From:Igor Stroh (str@scan-plus.de)
Date:Sep 26, 2002 10:08:43 am
List:net.sourceforge.lists.courier-maildrop

On Don, 2002-09-26 at 01:13, David wrote:

What I have is php compiled as a CGI as well as the apache module. I am going to write up a php cgi script that will be doing all the mailfilter mods, and set it to execute as vpopmail:vchkpw, this will allow the mailfilter modifying php cgi to access and make changes to the mailfilters in the users Maildir's. From what I have been reading, this should be an acceptable alternative, specially if the stand alone php is out of the web tree, as it appears to protect itself from non-genuine execution attempts on the php script that will be doin the work pretty well. It will be probably interesting cause I have never compiled/used php as anything other than a Apache module before, so I will probably make any number of mistakes before it gets tested properly, but I'm hopeful.

I had a similar problem and got it solved yesterday: I'm running qmail-ldap, courier and Horde/IMP as webmail app. The user's create their filters with a nice web-gui. All the info is then parsed, converted to a maildrop filter and stored in user's ldap record. I set the deliveryprogrampath for qmail to a script that reads the data from ldap, writes it into virtual user's Maildir and starts maildrop. That's all, works pretty good... I mean after 4 days of my resultless attempts to patch maildrop so it reads the recipe directly from LDAP I consider this a passable solution :)

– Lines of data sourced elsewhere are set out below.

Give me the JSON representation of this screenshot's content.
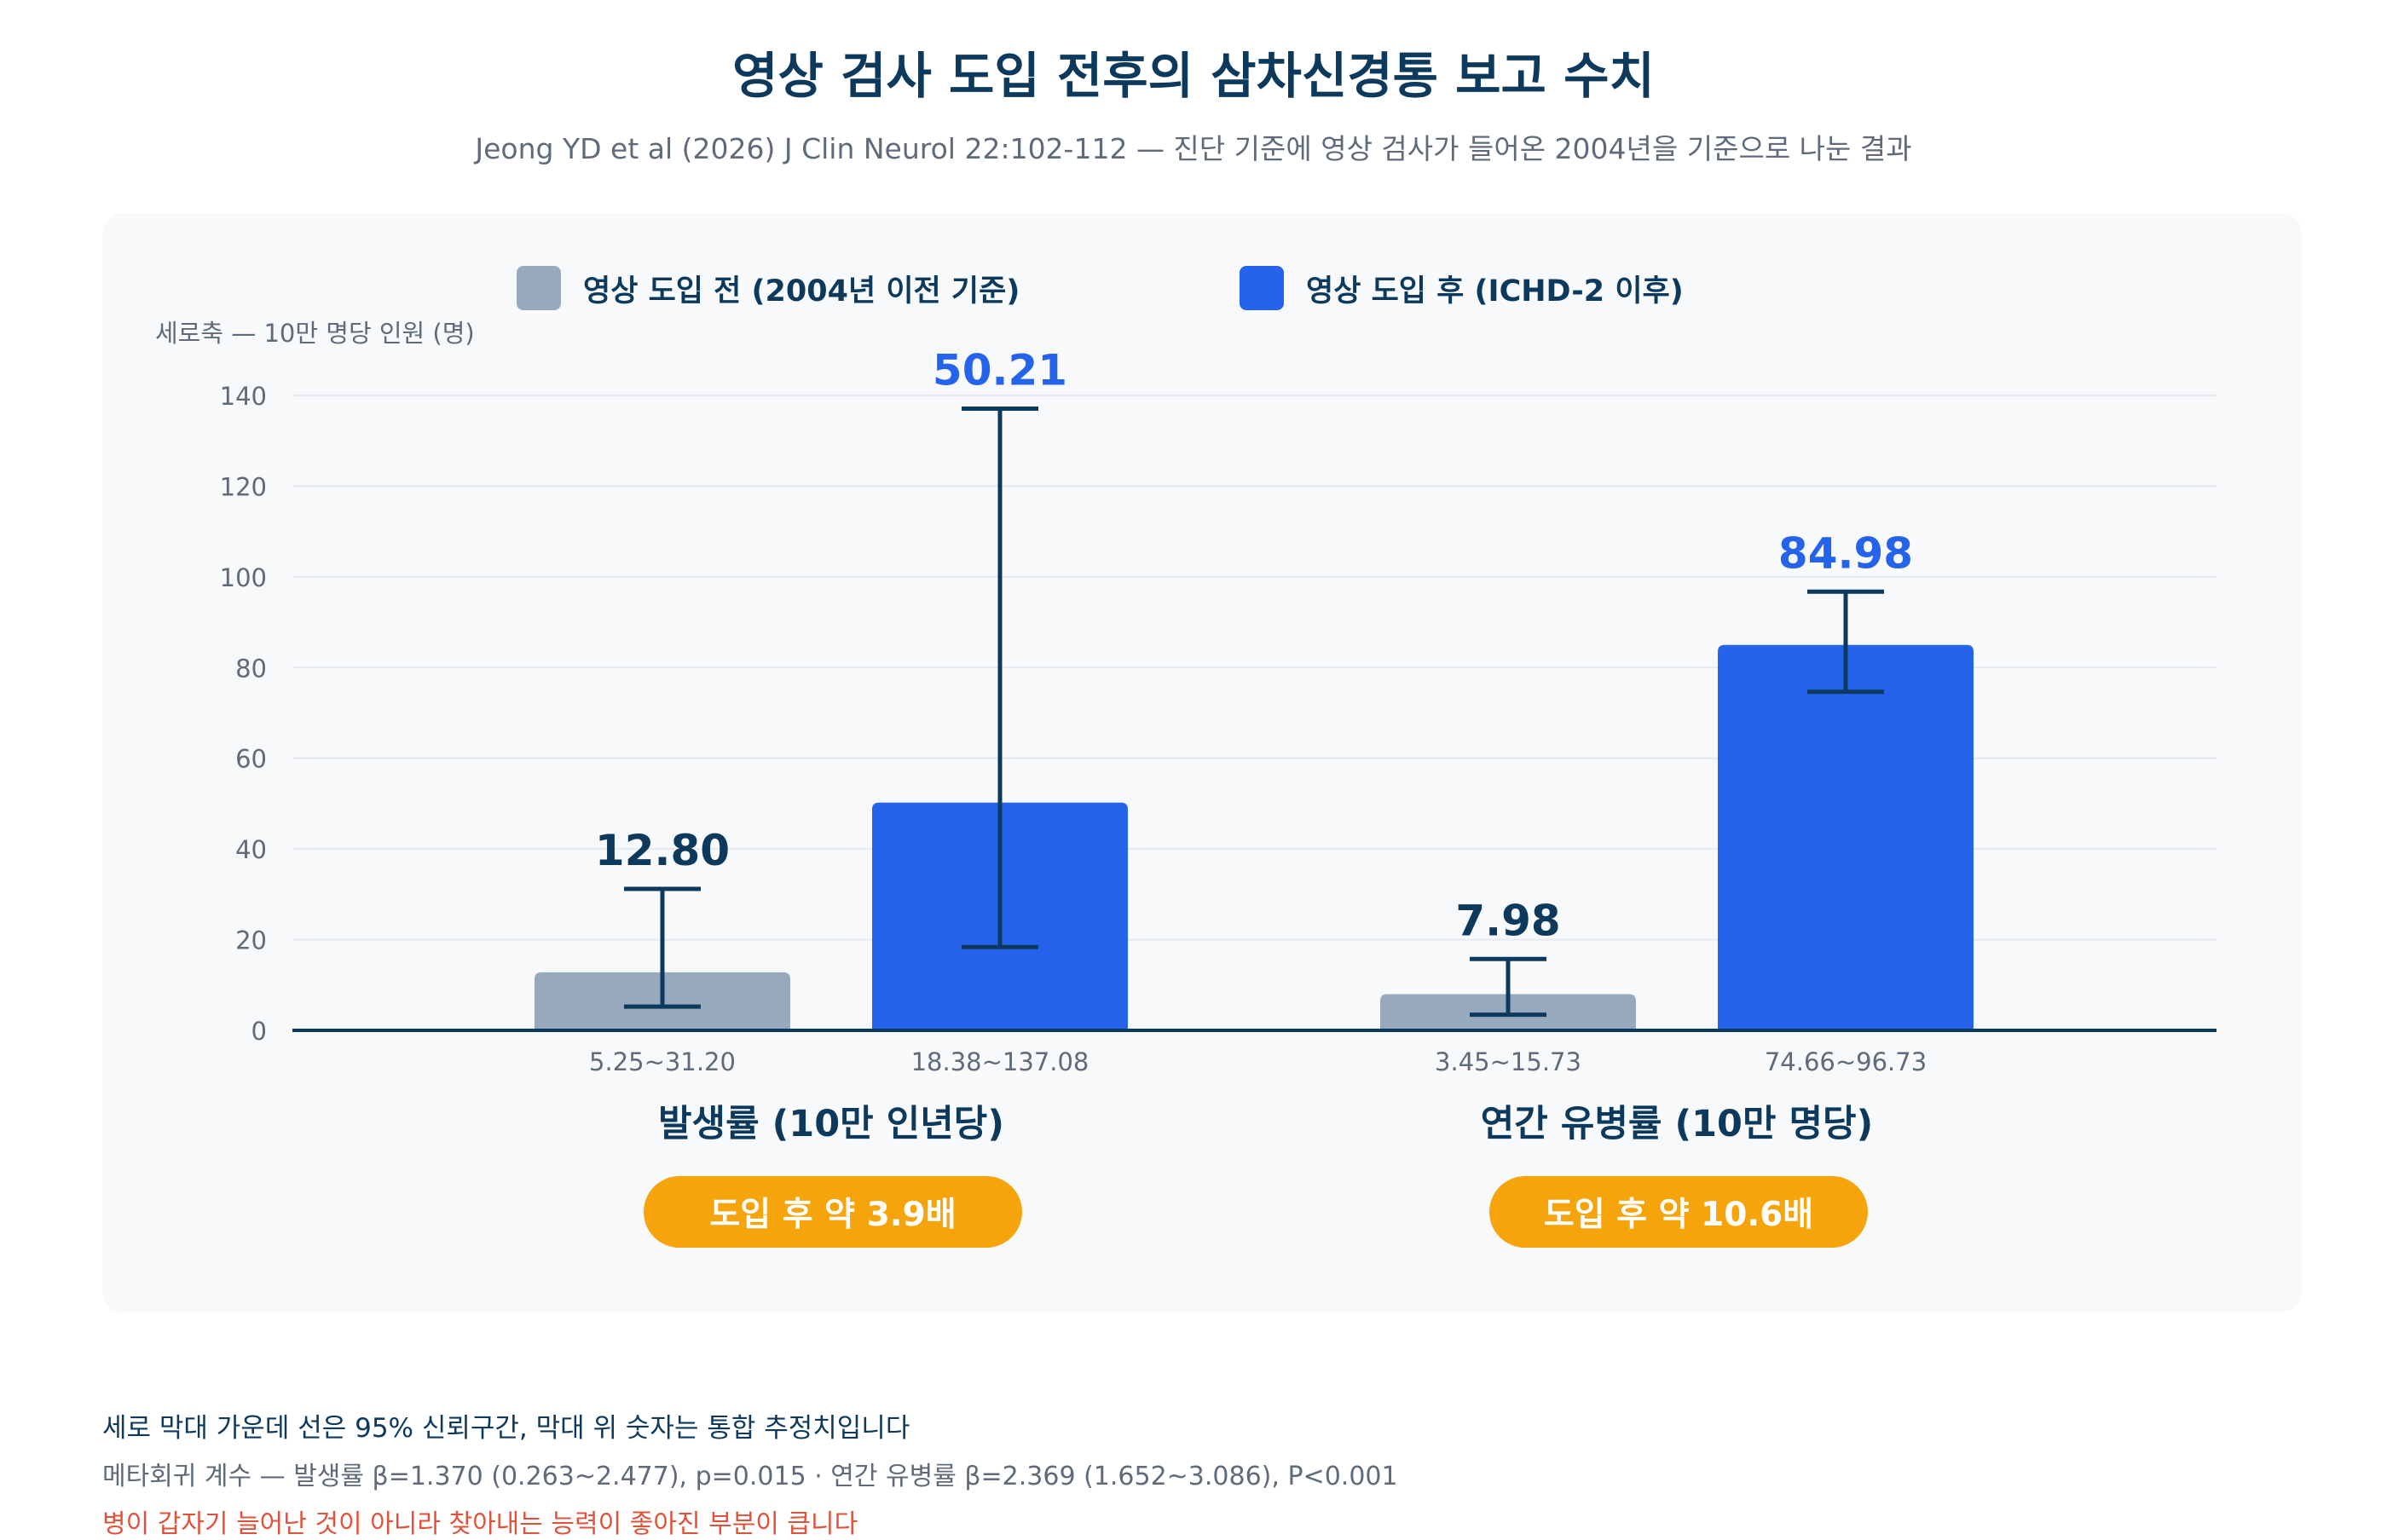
{
  "title": "영상 검사 도입 전후의 삼차신경통 보고 수치",
  "subtitle": "Jeong YD et al (2026) J Clin Neurol 22:102-112 — 진단 기준에 영상 검사가 들어온 2004년을 기준으로 나눈 결과",
  "colors": {
    "before": "#97aabd",
    "after": "#2563eb",
    "ink": "#0d3a5c",
    "muted": "#5f6b7a",
    "grid": "#e6eaef",
    "accent": "#f5a50b",
    "warning": "#e0533a"
  },
  "chart_data": {
    "type": "bar",
    "ylabel": "세로축 — 10만 명당 인원 (명)",
    "ylim": [
      0,
      140
    ],
    "yticks": [
      0,
      20,
      40,
      60,
      80,
      100,
      120,
      140
    ],
    "grid": true,
    "legend_position": "top",
    "categories": [
      "발생률 (10만 인년당)",
      "연간 유병률 (10만 명당)"
    ],
    "series": [
      {
        "name": "영상 도입 전 (2004년 이전 기준)",
        "color": "#97aabd",
        "values": [
          12.8,
          7.98
        ],
        "value_labels": [
          "12.80",
          "7.98"
        ],
        "ci_low": [
          5.25,
          3.45
        ],
        "ci_high": [
          31.2,
          15.73
        ],
        "ci_labels": [
          "5.25~31.20",
          "3.45~15.73"
        ]
      },
      {
        "name": "영상 도입 후 (ICHD-2 이후)",
        "color": "#2563eb",
        "values": [
          50.21,
          84.98
        ],
        "value_labels": [
          "50.21",
          "84.98"
        ],
        "ci_low": [
          18.38,
          74.66
        ],
        "ci_high": [
          137.08,
          96.73
        ],
        "ci_labels": [
          "18.38~137.08",
          "74.66~96.73"
        ]
      }
    ],
    "ratio_badges": [
      "도입 후 약 3.9배",
      "도입 후 약 10.6배"
    ]
  },
  "notes": {
    "ci_note": "세로 막대 가운데 선은 95% 신뢰구간, 막대 위 숫자는 통합 추정치입니다",
    "meta_regression": "메타회귀 계수 — 발생률 β=1.370 (0.263~2.477), p=0.015 · 연간 유병률 β=2.369 (1.652~3.086), P<0.001",
    "warning": "병이 갑자기 늘어난 것이 아니라 찾아내는 능력이 좋아진 부분이 큽니다"
  }
}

There's one issue about this solution: speed. Without any "external" MDA's, qmail is delivering approximately 100 mails per second, if all of these mails have to be filtered, there are only 10-15 mails per second. But I guess it's not really crucial, 'cos hey, how many of your users actually do use filters? Maybe 10-15%?

I'm not familiar with postfix, but I guess you can solve your problem in a similar way.